Longues et haletantes journées d'un hiver balbutiant, mornes et harassantes nuits d'un automne frémissant, les semaines se faisaient instables pour sa position, tout autour de lui semblait bancal mais il tenait la bride haute pour ne point laisser sombrer ces institutions qu'il chérissait. Pourtant... Pourtant si la passion de sa vie politique huilait l'essieu de son carrosse, il manquait le cocher qui dirige le cheval. Depuis sa Nara il n'était plus le même, le Panassac était pantois d'incompréhension de son monde, vidé de la chaleur de l'amour qu'elle lui portait pourtant, l'esclandre sentimentale l'avait poussé aux limites du supportable.
Du marasme anthropiques aux engeances politiques de son comté, le coeur à l'amende en sus d'un corps exalté, il prit son courage sous son turban et donna quelques ordres à son écuyer. Il irait là haut en Berry, devant son oncle le Duc d'Aigurande, Vicomte de Saint Chartier, Baron de Nohan Vic, le Grand Duc du Berry... Bravoure démesurée ou formidable insouciance son parti était pris, il lui fallait prendre au plus tôt la route du Domaine d'Aigurande où séjournait le Duc.
Couvrant ses habituels habits rougeoyants d'une longue pèlerine en poils de bouquetins, troquant son habituel cheval pour un des puissants étalons gardés dans les écuries de la chancellerie, il fit atteler le cheval avec les discrètes couleurs de sa seigneurie et du Comté d'Armagnac auquel il faisait allégeance. Il ferait le voyage seul, il devait prouver sa valeur en traversant les vastes terres sans compagnie aucune afin que le Duc voit en lui l'honneur qui était sien.

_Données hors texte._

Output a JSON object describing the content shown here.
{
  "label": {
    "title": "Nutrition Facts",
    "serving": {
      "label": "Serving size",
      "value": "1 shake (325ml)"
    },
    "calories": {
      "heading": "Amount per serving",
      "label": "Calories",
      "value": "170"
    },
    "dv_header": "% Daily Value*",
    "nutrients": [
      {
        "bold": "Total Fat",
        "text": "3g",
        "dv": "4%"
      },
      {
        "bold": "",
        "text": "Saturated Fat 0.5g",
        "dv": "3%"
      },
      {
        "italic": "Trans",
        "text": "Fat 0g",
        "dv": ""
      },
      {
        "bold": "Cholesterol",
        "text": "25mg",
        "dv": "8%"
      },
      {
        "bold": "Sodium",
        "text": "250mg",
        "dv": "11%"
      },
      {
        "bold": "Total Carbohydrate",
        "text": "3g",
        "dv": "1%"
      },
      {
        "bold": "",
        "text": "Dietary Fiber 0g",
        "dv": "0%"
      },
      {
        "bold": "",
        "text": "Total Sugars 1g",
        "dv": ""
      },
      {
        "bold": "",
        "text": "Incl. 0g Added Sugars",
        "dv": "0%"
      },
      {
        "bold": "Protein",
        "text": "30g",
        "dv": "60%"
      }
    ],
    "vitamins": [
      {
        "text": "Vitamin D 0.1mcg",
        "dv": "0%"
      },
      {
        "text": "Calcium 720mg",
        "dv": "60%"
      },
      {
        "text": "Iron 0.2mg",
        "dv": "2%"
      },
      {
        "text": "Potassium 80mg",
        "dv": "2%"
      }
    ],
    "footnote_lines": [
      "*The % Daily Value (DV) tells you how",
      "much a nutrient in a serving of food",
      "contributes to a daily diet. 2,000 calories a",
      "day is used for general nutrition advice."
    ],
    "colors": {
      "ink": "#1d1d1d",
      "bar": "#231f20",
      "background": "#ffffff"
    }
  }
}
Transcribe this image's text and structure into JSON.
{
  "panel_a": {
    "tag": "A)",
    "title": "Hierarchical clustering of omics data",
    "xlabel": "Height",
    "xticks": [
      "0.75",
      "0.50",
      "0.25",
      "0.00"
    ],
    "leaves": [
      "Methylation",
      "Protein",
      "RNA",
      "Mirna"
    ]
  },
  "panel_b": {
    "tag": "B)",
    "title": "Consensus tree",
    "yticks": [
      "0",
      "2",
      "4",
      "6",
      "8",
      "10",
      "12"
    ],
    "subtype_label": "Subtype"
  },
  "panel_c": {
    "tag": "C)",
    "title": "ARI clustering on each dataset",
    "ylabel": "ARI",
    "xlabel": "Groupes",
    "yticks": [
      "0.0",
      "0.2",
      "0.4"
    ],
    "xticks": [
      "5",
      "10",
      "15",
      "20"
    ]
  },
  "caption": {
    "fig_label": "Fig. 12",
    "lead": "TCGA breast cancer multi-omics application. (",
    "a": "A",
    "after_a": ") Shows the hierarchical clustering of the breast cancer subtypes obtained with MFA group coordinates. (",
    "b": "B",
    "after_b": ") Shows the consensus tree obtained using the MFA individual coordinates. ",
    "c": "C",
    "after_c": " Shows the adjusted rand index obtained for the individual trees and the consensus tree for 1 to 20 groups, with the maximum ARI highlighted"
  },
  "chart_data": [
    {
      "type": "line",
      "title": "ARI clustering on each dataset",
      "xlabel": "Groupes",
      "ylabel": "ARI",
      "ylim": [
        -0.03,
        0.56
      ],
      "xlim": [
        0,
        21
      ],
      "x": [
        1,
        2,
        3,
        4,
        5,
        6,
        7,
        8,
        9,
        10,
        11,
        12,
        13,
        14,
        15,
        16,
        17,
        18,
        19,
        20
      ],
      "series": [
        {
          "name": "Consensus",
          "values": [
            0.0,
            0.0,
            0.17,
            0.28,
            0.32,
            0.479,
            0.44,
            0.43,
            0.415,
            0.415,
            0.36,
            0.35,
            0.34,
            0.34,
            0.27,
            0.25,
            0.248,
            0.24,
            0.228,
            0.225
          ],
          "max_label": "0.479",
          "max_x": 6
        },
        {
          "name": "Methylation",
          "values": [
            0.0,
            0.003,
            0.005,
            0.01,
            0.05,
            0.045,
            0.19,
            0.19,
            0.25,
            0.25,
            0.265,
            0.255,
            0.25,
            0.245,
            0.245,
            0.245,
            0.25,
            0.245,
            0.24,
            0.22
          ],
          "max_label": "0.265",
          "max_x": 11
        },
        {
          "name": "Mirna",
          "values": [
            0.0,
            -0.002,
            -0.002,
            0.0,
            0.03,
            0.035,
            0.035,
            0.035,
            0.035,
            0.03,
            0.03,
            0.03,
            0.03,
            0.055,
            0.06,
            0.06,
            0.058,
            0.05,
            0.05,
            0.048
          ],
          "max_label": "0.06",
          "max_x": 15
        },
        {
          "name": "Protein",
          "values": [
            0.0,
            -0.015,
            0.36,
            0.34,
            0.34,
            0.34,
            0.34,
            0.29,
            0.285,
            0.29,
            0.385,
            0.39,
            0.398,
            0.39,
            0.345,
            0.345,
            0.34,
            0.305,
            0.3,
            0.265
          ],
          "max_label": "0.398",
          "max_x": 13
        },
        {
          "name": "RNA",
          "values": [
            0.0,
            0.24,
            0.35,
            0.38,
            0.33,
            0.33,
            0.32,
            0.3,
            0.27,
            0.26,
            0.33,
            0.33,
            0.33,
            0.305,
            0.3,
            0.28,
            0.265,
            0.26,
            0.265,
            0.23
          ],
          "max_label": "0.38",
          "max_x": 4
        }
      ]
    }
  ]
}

Ce trajet il l'avait fait à pied bien des mois auparavant, bifurquant vers les Bourgognes au dernier moment. Aujourd'hui le Berry pointait l'ombre de ses forêts par delà le crépuscule qui déjà laissait monter une ronde lune. Il se présenta haut et fier à l'entrée du Domaine. Il avait mis pied à terre, prit soin de remettre en place son turban et d'accrocher sa pèlerine à la selle de son cheval. Le rouge paraissait bien incongru en si grand domaine de verdure, mais au moins était il sur de ne pas passer inaperçu et que son appel se pourrait être entendu. Il s'avança vers la garde.
"_ Nous sommes Theophane de Varenne, Seigneur de Panassac et Chancelier des terres lointains d'Armagnac et de Comminges. Nous venons demander audience privée près de sa Grandeur le Duc Georges le Poilu, Du d'Aigurande, Vicomte de Saint Chartier et Baron de Nohan Vic. Puissiez vous porter notre requête près de sa Grandeur et qu'il nous fut permis de nous entretenir avec lui."
Il attendit que l'on lui accordât le droit de pénétrer en le domaine du Castel et qu'il lui fut permis de rencontrer le Duc. Il se tenait debout près de sa monture, la main à la bride, ne formant plus qu'un corps inerte de calme et de respect avec elle, la droiture imposée par sa démarche le rendait fier, fier d'enfin accomplir ce qu'il aurait du faire depuis déjà bien longtemps.